Since becoming a member of the artist’s cooperative at the MCBA I have been working towards earning my Certificate in Book Arts. For the last two years I’ve taken classes to fulfill the 140 hours required across three categories. By earning the Core Certificate you achieve a basic competency in printing, binding and paper making.
Last weekend I completed Intermediate Papermaking: Imagery In, On and Of Paper taught by Bridget O’Malley. We explored watermarks, pulp painting, resists and more. I was exhausted after three Saturdays of back breaking work but it was so satisfying to get my instructor’s signature on my tracking form knowing I had completed all the requirements for my certificate.
Then and there I shared my idea of how I had been contemplating creating a wearable mortar board out of paper pulp. Suddenly it occurred to me that there was plenty of fiber beaten at my disposal along with classmates who could help me cast my head! I made a spontaneous decision and ransacked the kitchen drawer (note to self: replace the Saran Wrap at the center). I wound my hair up in plastic so I could eventually get the finished piece off. I grabbed an extra plastic apron to wear around my neck, and told my classmates to “go for it.”
Bridget fearlessly laid a slopping deckle full of wet pulp over my shrink-wrapped skull. I can forgive her for neglecting to get some of the water off it because it was her suggestion to make my mortar board into a book that opens! Peter pulled sheets out of the vat, Fred was kind enough to squeeze them out before sculpting my head, and Laura was on the periphery with my phone capturing the photographic evidence.
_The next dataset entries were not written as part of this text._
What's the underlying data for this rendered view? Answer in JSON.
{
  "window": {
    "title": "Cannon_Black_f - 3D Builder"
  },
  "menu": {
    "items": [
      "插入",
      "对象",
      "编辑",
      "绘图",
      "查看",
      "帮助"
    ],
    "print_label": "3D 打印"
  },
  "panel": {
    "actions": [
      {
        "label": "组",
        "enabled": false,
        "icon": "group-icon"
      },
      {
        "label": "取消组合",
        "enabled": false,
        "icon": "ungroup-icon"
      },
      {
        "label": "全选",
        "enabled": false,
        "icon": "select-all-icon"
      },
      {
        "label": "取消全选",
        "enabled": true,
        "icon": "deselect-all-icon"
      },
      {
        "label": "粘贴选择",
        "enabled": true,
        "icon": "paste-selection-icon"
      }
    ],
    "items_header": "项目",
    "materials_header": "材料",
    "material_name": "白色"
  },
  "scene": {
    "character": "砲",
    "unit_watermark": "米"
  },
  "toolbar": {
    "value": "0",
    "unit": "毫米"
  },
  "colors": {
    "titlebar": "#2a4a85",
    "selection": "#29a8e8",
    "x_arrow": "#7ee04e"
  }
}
The rest of the classmates seemed generally amused, one got real quiet and kept her distance but who could blame her?
I worked the rest of the day with the cast drying on my cranium, stopping now and then to wick off the water collecting at my temples, forehead and neck. By the end of the day I was sweating bullets – I swear the plastic wrap was melting my brain. It looked like I was wearing a hybrid motorcycle/German war helmet. Here’s more proof of me carrying on as if it’s normal to work like this in the paper studios – nothing stops me from couching paper!!
Good thing I had a glass mannequin head to transfer the cast to when I got home so that I wasn’t forced to wear it for days while it dried to shape…
Every wacky idea starts with a spark of imagination. Some ideas should not be followed up on. I’m not sure if this is one of them. Only time will tell.